Most members of the committee have received training in clinical ethics consultation, and were chosen because of their interest in resolution of ethical issues and their interpersonal qualities with patients and staff.

The hospital administration has engaged a consulting firm to “modernize” its structure. The consultants have advised converting the “old” social worker approach to the contemporary position of case manager.
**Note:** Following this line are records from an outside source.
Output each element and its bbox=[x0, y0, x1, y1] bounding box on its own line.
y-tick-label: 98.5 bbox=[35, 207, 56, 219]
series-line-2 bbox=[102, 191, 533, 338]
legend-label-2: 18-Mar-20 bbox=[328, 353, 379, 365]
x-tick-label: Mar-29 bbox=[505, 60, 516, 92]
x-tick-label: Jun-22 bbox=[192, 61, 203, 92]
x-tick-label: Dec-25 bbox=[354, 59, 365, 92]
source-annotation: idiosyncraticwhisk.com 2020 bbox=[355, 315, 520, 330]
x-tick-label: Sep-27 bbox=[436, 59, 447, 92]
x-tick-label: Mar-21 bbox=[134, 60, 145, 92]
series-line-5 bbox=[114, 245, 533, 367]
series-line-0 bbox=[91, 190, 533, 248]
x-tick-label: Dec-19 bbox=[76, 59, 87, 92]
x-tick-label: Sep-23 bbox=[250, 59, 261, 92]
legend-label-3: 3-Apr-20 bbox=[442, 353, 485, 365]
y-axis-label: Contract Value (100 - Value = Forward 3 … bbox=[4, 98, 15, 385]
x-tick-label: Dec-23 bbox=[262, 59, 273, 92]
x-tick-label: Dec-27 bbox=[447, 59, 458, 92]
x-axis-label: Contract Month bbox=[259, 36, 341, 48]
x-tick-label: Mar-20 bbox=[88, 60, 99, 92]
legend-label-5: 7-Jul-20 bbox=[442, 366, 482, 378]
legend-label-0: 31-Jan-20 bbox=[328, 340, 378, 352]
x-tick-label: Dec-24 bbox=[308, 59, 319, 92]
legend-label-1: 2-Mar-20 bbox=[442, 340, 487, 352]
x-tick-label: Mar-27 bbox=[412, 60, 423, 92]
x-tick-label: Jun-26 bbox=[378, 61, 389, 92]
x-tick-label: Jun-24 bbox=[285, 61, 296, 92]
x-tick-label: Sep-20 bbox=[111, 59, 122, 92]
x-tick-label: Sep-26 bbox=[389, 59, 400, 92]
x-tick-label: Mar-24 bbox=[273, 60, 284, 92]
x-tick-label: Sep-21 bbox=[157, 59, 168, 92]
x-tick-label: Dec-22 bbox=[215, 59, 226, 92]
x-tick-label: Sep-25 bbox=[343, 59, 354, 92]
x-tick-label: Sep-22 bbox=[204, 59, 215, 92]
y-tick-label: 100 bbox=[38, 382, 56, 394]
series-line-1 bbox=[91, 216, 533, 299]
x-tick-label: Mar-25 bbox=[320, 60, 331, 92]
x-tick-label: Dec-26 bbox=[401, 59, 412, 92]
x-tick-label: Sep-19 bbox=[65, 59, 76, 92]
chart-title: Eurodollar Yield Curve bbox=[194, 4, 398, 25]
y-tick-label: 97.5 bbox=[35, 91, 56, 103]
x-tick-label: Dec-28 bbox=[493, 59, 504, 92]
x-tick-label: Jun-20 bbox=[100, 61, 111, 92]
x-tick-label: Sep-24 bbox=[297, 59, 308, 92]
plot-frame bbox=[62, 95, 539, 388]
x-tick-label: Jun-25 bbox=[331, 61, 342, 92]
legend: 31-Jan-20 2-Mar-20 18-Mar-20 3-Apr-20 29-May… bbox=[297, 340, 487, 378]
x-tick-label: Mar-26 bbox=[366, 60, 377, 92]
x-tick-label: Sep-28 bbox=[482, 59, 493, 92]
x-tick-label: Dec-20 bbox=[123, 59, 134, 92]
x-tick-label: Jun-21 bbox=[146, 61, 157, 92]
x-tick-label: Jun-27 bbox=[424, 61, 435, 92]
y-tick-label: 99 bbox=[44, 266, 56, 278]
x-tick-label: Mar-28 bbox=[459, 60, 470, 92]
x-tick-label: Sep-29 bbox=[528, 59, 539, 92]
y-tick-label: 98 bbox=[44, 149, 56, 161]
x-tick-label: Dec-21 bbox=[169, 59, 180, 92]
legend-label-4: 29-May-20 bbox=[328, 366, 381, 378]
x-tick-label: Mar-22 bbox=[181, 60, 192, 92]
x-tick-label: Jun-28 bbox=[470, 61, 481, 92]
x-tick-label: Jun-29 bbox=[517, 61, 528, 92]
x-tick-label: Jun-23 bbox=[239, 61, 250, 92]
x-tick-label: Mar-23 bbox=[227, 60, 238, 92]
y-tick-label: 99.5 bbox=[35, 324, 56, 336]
The consultants note that three social workers sit on the Ethics Committee.

The social worker members of the Ethics Committee were advised that they will no longer serve on said committee, and that their place will be taken by the manager of case management, who has no experience in ethics consultation, nor does she know anything about the history of Ethics Committee activities at your hospital.

The chair of the Ethics Committee is informed that three of his committee members are “out.” The chair is livid, and there is also an immediate reaction from all the rest of the committee members, most especially the medical staff members of the committee— something about separation of powers is mentioned.

You have been assigned by the hospital administrator to “handle this mess.” How would you go about doing so? If you had been told to handle the proposed committee reconfiguration from the very beginning, what would you have done differently from what was done?